The effect of the porosity of Ziegler–Natta catalyst particles on early fragmentation, nascent polymer morphology, and activity were studied. The bulk polymerization of propylene was carried out with three different heterogeneous Ziegler–Natta catalysts under industrial conditions at low temperatures, that is, with a novel self‐supported catalyst (A), a SiO~2~‐supported catalyst (B), and a MgCl~2~‐supported catalyst (C), with triethyl aluminum as a cocatalyst and dicyclopentyl dimethoxy silane as an external donor. The compact catalyst A exhibited no measurable porosity and a very low surface area (<5 m^2^/g) by Brunauer–Emmet–Teller analysis, whereas catalysts B and C showed surface areas of 63 and 250 m^2^/g, respectively.
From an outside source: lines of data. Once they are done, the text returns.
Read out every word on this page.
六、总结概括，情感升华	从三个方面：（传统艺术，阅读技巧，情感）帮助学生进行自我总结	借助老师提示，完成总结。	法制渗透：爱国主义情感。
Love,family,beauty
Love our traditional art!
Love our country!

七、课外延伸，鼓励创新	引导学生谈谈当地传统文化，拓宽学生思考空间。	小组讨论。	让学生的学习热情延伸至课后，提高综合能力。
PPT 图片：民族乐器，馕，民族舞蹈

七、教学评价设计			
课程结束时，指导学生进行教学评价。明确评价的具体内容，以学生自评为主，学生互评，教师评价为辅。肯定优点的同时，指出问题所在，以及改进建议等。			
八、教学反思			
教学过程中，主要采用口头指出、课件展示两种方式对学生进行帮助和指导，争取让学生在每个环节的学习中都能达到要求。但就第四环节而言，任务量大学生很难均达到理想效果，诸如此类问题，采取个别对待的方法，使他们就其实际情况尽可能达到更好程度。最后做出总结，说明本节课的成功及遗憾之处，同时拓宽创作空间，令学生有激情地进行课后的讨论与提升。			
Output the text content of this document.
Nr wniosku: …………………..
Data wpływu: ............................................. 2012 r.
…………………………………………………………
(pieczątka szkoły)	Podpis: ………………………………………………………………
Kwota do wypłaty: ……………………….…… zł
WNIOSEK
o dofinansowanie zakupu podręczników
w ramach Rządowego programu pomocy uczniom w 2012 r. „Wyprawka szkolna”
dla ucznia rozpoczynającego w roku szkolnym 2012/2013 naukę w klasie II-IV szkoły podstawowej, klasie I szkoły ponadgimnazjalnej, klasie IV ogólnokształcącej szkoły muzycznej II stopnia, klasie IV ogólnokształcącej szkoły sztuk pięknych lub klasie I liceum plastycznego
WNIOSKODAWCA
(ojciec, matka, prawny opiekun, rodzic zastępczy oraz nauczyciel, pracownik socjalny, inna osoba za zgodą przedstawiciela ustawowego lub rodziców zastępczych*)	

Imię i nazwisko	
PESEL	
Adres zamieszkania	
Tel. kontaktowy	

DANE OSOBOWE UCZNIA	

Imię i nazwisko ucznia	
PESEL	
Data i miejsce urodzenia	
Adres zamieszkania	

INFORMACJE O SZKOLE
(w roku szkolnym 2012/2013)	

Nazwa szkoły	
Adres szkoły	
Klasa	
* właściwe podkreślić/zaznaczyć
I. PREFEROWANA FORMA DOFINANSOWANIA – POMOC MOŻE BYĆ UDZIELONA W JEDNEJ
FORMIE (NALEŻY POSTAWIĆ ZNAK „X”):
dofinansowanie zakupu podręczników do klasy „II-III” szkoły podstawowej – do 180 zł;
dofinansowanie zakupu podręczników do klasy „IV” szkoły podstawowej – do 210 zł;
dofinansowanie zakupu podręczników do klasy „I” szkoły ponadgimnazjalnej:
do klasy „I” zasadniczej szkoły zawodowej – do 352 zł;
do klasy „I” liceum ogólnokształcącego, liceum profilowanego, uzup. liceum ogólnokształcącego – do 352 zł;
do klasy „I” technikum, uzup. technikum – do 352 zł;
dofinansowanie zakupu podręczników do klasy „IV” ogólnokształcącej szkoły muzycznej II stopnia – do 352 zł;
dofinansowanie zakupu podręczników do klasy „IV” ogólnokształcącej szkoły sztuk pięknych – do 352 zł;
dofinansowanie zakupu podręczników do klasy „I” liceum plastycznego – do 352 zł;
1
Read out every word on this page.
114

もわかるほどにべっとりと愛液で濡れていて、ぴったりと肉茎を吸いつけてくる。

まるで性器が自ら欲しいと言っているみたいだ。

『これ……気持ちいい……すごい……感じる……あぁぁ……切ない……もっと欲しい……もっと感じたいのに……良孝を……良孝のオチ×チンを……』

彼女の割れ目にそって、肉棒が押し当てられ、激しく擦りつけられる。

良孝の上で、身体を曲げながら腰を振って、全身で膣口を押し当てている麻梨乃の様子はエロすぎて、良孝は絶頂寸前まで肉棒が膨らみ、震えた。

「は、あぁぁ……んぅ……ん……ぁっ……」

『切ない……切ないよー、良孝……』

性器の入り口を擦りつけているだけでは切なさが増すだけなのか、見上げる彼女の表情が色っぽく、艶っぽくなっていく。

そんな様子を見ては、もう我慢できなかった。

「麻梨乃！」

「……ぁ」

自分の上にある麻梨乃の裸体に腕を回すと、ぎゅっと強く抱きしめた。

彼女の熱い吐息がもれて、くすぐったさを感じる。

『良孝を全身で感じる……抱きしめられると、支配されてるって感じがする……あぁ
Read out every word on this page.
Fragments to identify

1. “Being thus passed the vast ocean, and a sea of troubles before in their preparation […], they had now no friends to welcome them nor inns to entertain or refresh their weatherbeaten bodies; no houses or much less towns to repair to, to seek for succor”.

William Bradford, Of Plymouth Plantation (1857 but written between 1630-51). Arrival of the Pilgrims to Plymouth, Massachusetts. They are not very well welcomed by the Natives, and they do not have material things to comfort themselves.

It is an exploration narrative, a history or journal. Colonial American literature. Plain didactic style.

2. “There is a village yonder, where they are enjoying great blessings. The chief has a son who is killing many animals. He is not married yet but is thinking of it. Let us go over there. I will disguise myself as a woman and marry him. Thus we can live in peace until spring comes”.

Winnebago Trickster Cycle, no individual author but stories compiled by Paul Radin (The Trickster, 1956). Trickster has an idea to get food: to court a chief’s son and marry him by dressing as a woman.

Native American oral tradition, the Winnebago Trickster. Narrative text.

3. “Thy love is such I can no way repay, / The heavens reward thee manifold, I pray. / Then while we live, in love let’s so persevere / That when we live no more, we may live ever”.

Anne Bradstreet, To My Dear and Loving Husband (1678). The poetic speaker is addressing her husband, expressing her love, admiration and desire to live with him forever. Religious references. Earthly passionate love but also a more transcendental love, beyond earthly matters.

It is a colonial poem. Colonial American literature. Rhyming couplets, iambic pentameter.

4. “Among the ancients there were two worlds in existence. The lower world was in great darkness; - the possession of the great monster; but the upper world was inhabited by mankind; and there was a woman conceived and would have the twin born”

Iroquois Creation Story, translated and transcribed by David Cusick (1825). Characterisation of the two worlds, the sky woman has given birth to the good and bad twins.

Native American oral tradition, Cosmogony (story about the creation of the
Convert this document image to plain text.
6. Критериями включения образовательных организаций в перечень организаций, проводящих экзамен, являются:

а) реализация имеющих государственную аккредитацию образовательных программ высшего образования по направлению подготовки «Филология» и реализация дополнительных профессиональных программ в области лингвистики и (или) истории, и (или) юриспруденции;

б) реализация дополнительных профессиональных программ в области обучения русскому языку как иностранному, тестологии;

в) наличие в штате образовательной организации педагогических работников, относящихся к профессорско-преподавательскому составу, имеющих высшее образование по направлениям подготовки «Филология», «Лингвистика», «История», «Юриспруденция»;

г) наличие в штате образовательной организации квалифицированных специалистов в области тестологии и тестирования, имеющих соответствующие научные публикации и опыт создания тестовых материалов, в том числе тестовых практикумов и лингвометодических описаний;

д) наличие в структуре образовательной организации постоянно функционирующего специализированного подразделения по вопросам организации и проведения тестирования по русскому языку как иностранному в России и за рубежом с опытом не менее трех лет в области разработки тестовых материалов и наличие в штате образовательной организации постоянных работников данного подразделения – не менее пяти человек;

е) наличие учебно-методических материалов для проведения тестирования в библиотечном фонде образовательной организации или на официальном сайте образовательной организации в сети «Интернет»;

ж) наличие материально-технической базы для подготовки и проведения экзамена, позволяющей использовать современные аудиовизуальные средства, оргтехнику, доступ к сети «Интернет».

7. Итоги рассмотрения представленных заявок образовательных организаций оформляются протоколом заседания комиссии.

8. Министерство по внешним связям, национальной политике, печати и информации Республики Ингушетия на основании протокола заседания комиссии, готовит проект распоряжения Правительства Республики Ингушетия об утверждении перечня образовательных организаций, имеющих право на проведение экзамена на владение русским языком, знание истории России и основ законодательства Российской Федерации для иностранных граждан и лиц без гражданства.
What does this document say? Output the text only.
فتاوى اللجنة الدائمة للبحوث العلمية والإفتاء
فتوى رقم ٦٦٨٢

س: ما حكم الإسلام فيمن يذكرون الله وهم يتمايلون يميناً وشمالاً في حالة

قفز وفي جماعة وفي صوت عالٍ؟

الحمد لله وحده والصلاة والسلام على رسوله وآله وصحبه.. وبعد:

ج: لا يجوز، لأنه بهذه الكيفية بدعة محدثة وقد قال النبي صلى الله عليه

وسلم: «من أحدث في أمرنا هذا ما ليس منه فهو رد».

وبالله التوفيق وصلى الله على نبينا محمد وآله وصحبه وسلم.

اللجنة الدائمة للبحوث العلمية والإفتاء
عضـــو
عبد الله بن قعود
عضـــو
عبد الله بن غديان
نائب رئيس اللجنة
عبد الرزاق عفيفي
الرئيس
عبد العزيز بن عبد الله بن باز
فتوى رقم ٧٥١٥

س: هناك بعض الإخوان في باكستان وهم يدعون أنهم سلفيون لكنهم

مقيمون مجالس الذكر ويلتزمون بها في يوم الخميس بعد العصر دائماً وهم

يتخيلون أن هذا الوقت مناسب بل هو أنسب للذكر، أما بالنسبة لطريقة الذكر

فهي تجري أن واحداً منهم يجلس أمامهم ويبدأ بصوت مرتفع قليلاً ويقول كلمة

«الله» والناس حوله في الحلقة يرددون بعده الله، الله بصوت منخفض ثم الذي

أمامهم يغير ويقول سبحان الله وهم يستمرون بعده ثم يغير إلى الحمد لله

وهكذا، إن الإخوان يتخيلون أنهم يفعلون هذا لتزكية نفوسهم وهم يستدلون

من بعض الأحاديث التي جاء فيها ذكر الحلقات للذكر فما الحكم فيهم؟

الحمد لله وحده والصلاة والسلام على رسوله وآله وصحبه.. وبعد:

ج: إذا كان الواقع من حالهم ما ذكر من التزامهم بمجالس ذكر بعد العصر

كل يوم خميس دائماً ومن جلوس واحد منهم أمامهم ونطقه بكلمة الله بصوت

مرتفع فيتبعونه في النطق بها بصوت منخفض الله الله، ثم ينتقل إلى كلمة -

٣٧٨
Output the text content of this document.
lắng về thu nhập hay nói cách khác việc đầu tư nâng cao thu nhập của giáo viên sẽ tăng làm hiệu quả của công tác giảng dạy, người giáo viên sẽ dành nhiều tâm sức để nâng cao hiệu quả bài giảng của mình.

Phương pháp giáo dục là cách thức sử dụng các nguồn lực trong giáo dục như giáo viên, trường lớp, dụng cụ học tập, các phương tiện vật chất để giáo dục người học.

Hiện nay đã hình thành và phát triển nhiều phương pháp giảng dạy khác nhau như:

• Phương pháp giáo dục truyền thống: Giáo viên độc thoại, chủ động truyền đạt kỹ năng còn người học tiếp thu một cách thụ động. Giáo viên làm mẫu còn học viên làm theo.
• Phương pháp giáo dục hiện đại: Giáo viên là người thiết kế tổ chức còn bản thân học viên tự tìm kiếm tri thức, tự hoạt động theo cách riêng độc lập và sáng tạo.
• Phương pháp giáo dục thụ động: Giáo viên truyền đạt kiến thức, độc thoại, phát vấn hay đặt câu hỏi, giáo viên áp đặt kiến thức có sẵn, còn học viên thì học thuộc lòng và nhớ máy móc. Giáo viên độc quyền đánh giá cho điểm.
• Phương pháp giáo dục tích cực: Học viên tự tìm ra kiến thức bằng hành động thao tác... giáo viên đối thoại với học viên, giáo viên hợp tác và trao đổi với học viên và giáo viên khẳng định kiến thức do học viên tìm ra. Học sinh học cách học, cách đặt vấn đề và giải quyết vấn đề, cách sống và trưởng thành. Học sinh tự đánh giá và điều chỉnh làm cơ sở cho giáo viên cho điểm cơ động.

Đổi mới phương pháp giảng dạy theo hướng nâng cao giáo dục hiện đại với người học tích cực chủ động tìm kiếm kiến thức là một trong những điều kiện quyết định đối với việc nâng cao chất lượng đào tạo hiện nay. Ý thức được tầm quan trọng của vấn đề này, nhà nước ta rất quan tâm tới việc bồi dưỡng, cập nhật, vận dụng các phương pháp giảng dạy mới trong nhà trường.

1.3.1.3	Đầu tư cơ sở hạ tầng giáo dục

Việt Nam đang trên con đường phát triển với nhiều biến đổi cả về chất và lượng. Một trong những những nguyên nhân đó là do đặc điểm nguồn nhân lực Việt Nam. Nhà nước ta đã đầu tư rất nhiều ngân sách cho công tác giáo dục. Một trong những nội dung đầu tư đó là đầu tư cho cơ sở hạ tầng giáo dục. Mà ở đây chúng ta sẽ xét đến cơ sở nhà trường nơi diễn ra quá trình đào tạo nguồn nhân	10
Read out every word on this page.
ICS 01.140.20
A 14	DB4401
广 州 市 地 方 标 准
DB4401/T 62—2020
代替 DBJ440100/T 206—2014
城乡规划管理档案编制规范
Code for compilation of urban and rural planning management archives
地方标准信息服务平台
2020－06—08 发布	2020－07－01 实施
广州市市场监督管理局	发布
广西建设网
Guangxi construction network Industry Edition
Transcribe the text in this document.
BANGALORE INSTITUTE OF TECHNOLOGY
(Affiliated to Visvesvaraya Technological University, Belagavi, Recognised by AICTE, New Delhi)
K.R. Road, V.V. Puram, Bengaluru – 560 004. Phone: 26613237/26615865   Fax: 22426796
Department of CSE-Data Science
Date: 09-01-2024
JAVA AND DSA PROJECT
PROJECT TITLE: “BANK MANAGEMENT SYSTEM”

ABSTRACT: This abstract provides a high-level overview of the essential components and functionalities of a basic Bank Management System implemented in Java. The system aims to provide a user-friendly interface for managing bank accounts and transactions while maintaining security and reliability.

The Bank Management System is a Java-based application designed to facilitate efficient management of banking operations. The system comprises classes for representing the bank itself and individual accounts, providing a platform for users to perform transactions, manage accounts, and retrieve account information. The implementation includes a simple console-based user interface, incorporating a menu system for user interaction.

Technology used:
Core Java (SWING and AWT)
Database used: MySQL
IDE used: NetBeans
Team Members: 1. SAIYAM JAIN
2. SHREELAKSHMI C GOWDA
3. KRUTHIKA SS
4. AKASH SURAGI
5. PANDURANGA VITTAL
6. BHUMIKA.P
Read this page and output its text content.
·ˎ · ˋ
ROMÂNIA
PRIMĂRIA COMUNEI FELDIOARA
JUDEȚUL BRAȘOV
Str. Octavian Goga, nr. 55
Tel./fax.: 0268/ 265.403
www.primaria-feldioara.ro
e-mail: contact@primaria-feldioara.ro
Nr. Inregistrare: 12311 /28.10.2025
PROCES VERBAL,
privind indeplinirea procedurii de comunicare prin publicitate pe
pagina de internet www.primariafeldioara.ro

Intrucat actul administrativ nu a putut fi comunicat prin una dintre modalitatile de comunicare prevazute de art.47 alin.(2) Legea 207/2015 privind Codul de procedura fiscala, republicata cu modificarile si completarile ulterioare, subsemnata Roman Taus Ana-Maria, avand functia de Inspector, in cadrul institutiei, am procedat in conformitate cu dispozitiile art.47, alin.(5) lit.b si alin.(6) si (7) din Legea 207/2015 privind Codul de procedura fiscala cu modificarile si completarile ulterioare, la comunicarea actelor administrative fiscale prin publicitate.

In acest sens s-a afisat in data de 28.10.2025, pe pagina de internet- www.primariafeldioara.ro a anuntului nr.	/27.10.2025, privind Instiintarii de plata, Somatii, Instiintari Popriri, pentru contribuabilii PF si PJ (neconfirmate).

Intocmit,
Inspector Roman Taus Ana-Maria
The surface and cross‐sectional morphologies of the resulting polymer particles at different stages of particle growth were analyzed by scanning electron microscopy and transmission electron microscopy. The compact catalyst A showed homogeneous and instantaneous fragmentation already in the very early stages of polymerization, which is typically observed for porous MgCl~2~‐supported Ziegler–Natta catalysts. Moreover, the compact catalyst particles gave rise to almost perfectly spherical polymer particles with a smooth surface. In contrast, the silica‐supported catalyst B gave rise to particles having a cauliflower morphology, and the second reference catalyst C produced fairly spherical polymer particles with a rough surface. All of the three catalysts exhibited similar activities of 450 g of polypropylene/g of catalyst after 30 min of polymerization, and most interestingly, the comparative kinetic data presented indicated that the reaction rates were not influenced by the porosity of the catalyst. © 2008 Wiley Periodicals, Inc. J Appl Polym Sci, 2008.